Estorcevano denaro per sbloccare pc infettati da virus: due arresti

Cronaca
Le indagini della Guardia di Finanza hanno portato all'arresto di due persone (Archivio Ansa)

La Guardia di Finanza di Frosinone ha messo fine all'attività di un gruppo criminale che richiedeva "riscatti" in bitcoin: altre cinque persone sono state sottoposte all'obbligo di firma

Installavano virus in grado di "sequestrare" i computer e poi chiedevano un riscatto per restituire i dati: il pagamento, di circa 400 euro, doveva essere effettuato solo in bitcoin, la valuta virtuale che rende più difficile il tracciamento della transazione. Era questa l'attività illecita di una banda che, dopo sei mesi di indagini, è stata sgominata dalla Guardia di Finanza di Frosinone con un'operazione che ha portato a due arresti e a cinque persone denunciate e vincolate all'obbligo di firma.

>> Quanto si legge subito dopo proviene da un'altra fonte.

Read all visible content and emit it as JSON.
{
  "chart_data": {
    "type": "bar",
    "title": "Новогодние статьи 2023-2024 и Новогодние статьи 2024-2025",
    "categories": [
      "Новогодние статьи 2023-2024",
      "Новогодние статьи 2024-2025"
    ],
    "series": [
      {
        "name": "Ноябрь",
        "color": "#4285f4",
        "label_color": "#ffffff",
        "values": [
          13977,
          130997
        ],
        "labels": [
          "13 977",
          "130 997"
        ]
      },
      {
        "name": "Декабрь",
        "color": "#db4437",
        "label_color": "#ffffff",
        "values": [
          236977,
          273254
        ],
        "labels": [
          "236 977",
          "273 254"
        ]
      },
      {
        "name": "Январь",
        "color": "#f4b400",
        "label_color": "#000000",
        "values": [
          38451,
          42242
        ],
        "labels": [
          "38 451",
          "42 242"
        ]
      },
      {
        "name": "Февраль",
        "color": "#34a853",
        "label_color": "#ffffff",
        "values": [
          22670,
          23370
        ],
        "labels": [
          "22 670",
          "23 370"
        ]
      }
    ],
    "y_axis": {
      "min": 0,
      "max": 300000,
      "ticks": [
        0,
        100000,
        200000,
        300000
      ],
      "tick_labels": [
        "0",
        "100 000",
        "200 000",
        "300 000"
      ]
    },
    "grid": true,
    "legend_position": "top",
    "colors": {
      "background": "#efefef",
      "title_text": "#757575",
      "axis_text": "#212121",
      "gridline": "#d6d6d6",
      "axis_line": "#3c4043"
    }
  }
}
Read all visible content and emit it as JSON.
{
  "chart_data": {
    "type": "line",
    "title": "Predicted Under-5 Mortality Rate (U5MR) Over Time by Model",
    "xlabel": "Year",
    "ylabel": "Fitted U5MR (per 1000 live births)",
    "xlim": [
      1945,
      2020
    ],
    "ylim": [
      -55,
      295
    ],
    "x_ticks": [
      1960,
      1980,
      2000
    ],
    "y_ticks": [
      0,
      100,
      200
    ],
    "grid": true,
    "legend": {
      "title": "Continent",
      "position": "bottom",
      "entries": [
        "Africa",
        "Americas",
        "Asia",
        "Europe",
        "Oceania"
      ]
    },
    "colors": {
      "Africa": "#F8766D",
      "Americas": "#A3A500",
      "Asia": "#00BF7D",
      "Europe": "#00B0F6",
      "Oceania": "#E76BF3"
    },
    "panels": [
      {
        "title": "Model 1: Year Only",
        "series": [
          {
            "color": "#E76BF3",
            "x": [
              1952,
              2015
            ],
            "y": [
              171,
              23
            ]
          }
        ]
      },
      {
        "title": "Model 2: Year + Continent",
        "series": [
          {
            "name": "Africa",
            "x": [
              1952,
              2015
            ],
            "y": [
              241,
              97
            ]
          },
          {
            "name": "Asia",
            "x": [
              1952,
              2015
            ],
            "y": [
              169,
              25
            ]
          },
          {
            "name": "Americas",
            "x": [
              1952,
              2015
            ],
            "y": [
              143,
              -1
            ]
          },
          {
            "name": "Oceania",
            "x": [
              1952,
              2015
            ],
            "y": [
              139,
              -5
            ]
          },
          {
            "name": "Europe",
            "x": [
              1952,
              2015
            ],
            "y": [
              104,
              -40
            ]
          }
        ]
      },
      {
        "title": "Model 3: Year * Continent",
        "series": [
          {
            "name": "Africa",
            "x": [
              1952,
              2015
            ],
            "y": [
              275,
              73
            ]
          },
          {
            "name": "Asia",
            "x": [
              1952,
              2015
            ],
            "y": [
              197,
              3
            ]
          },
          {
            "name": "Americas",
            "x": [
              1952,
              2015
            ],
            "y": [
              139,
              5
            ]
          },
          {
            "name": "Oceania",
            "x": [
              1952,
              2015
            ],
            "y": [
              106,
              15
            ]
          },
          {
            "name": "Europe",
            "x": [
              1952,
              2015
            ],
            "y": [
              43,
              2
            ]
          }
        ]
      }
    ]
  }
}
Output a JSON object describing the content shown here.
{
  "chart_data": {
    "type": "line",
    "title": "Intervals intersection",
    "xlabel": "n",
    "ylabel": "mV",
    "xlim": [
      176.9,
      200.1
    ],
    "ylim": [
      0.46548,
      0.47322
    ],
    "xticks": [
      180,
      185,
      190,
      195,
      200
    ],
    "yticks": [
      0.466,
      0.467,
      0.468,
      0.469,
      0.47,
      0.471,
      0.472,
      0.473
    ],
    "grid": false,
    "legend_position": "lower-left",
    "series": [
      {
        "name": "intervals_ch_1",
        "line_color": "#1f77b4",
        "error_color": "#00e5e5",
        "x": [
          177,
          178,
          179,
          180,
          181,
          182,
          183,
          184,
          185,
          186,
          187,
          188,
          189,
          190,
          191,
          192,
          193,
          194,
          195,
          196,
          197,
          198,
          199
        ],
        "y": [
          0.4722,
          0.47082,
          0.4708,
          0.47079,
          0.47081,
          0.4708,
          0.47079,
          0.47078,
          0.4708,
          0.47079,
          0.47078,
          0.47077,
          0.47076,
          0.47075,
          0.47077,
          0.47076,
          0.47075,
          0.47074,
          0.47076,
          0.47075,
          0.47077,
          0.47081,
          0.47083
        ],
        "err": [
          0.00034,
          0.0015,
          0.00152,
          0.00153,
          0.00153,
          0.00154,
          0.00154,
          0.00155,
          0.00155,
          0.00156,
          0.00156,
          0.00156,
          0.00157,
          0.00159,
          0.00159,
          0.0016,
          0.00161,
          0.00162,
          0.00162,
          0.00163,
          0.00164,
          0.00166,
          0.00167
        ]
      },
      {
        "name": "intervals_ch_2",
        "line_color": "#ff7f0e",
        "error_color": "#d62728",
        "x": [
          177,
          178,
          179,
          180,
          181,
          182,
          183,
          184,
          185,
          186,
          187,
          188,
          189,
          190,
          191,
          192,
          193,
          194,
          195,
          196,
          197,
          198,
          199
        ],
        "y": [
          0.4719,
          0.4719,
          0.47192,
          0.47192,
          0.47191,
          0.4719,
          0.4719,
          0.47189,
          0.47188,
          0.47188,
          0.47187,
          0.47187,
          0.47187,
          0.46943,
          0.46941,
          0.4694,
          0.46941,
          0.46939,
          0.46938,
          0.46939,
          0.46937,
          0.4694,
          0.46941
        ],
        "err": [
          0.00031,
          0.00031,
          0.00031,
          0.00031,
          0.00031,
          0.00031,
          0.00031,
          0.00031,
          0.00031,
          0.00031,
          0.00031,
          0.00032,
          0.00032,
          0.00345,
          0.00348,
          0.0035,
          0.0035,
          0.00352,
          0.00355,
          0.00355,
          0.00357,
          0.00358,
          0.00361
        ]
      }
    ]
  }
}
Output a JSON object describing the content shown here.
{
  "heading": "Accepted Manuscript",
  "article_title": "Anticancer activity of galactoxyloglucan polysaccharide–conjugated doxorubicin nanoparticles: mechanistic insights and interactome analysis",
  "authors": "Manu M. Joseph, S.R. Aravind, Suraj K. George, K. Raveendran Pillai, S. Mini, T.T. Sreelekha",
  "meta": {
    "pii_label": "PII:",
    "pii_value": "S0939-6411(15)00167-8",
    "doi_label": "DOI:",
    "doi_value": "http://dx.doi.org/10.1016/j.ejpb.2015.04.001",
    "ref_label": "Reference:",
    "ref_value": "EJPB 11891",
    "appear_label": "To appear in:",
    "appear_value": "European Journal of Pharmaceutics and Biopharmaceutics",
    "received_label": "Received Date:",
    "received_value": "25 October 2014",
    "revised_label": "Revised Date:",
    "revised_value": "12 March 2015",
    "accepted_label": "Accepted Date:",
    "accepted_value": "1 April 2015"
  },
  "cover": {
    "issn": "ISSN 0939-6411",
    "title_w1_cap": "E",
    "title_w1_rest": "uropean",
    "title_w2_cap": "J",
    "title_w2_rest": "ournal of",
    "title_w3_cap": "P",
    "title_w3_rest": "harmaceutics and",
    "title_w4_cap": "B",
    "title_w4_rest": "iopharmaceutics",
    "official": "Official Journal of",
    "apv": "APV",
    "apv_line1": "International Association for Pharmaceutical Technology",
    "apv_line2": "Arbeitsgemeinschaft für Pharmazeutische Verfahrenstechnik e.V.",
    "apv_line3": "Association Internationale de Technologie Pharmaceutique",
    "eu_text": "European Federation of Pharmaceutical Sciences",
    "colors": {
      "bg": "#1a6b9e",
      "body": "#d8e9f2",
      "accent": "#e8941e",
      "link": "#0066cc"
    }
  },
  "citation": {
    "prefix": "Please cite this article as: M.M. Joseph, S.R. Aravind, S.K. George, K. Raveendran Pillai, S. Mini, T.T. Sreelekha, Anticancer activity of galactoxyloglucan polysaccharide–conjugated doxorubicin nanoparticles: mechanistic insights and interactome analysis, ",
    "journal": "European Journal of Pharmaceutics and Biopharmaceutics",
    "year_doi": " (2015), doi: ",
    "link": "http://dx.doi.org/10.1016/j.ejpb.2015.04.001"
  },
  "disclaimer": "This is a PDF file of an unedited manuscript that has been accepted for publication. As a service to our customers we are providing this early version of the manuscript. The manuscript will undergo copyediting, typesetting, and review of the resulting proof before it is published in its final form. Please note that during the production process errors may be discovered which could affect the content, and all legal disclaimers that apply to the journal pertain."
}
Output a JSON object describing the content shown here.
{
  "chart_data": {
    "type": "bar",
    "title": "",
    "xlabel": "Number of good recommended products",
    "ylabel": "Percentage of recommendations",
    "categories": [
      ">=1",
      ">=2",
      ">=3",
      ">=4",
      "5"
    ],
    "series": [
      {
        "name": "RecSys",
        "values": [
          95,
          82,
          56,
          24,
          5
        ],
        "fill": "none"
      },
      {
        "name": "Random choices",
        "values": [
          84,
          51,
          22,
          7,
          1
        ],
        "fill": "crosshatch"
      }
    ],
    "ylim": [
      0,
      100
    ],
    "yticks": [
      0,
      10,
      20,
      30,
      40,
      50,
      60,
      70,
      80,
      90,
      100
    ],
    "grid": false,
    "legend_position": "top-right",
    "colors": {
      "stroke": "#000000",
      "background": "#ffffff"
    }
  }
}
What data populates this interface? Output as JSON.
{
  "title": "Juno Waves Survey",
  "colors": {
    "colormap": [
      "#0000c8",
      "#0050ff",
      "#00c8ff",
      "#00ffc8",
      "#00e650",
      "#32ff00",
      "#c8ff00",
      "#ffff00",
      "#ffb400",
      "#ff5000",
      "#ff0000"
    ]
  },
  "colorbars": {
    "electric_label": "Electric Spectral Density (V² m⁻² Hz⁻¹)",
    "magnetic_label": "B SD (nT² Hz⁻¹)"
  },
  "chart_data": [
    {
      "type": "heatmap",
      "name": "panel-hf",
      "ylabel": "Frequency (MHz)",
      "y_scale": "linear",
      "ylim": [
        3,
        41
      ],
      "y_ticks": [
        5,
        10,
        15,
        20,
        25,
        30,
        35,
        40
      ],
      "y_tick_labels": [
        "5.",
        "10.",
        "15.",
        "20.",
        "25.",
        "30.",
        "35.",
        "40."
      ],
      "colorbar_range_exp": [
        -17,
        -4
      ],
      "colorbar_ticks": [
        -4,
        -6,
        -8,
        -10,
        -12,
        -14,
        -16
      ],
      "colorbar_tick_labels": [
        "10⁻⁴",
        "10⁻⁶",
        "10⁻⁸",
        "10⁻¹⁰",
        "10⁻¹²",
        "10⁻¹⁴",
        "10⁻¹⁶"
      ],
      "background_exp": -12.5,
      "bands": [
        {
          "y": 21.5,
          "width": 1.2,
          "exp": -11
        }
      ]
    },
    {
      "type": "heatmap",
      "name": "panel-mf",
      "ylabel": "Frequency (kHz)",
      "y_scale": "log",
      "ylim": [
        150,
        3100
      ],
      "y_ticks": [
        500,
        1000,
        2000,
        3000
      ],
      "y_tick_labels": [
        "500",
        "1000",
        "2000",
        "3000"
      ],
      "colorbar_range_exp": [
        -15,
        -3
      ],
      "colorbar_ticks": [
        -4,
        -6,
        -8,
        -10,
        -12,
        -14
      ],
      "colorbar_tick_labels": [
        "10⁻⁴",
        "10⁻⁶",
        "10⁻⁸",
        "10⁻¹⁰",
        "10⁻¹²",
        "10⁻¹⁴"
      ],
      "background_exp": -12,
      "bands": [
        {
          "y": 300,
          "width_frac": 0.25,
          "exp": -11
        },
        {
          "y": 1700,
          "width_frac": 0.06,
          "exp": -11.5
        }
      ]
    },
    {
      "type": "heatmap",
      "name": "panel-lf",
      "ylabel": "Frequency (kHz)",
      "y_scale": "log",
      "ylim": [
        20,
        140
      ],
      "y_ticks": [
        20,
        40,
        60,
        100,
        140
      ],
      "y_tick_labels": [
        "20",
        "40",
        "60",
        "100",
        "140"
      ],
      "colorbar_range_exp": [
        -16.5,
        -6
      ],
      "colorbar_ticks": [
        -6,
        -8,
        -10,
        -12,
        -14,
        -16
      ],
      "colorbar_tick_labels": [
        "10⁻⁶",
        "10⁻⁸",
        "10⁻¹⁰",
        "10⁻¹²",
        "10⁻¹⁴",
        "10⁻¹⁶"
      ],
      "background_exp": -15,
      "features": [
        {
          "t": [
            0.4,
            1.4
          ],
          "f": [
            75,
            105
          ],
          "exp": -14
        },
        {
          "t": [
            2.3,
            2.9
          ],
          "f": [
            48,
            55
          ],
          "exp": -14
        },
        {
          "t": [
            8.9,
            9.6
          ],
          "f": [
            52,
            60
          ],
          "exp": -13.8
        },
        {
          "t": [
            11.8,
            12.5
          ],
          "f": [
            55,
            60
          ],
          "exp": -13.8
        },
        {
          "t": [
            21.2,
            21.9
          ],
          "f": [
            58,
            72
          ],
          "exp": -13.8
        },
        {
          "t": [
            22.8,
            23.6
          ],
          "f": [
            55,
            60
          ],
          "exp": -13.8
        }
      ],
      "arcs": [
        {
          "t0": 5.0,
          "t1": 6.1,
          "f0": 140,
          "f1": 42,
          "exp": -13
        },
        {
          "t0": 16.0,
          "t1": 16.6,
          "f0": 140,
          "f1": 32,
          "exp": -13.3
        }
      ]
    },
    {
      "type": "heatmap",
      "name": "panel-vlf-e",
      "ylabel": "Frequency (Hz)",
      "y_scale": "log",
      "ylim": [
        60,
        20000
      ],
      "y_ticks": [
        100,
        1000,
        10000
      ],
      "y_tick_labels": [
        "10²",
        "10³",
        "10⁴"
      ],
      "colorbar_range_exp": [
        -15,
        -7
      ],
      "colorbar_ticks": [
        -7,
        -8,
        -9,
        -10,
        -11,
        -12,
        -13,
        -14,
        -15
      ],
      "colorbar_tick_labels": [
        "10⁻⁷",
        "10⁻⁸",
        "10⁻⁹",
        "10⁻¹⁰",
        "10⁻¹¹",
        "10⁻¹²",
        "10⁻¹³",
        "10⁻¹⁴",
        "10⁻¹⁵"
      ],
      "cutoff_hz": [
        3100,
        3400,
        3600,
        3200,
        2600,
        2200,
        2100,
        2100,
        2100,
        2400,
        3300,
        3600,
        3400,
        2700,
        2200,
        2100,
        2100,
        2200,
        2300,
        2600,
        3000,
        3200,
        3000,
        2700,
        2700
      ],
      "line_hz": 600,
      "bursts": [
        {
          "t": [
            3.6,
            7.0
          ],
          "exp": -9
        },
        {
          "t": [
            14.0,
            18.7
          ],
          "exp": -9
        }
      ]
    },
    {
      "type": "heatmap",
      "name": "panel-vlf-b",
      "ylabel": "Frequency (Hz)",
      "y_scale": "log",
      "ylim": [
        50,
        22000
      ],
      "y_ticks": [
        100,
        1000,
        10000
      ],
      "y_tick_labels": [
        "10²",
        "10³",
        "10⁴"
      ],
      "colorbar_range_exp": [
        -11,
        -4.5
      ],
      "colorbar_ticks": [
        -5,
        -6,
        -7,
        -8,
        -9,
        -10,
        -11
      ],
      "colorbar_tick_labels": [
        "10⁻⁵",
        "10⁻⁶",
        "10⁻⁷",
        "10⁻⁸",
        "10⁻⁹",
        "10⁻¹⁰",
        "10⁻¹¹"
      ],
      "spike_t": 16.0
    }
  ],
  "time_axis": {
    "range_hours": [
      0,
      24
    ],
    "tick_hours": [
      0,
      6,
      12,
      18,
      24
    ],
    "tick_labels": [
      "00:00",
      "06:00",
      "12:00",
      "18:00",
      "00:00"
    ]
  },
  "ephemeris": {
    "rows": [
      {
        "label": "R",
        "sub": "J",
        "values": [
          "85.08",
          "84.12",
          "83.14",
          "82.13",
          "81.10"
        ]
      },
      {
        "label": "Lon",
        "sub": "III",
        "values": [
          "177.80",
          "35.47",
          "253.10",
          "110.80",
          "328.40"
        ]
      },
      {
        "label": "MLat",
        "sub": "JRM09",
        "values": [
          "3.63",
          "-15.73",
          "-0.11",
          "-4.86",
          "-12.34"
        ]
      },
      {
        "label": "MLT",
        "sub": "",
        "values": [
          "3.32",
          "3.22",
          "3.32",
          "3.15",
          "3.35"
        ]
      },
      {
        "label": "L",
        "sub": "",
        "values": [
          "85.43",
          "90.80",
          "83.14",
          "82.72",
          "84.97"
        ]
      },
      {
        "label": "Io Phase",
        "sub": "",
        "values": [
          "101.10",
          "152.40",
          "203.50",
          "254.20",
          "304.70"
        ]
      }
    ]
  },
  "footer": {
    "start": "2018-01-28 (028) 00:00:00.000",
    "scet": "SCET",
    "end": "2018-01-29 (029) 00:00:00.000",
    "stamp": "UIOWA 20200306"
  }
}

L'operazione "Virtual Money"

L'operazione, nome in codice "Virtual Money", è stata condotta dai militari del Nucleo Speciale di Polizia Valutaria in provincia di Frosinone. I sette membri della banda sono tutti indagati per i reati di associazione per delinquere finalizzata all'estorsione, alla frode informatica ed all'autoriciclaggio: è stato anche disposto il sequestro di tutti i beni riconducibili al gruppo, in particolare i conti correnti su cui transitavano i soldi frutto delle frodi.

Le indagini online

Tutto è partito da numerose "segnalazioni per operazioni sospette" riguardanti una quarantina di carte ricaricabili utilizzate dal gruppo per far transitare i soldi: secondo le indagini delle Fiamme Gialle si è trattato di oltre un milione di euro in un anno. Le analisi della Finanza hanno quindi ricostruito tutte le fasi della frode: prima alcuni componenti riuscivano a inserire nei pc degli utenti prescelti il virus denominato "criptolocker" con il quale bloccavano l'uso dello strumento informatico; poi, per poter nuovamente utilizzare le funzioni del device i proprietari erano costretti a pagare un riscatto, rigorosamente in bitcoin da acquistare su siti di cambiavalute riconducibili agli indagati. Il controvalore, di circa 400 euro per ogni estorsione, veniva accreditato su carte di credito ricaricabili intestate a dei prestanome. I finanzieri hanno anche ricostruito i successivi movimenti di denaro che, dalle carte ricaricabili, confluiva prima su conti correnti nazionali e, successivamente, all'estero per l'acquisto di ulteriori bitcoin.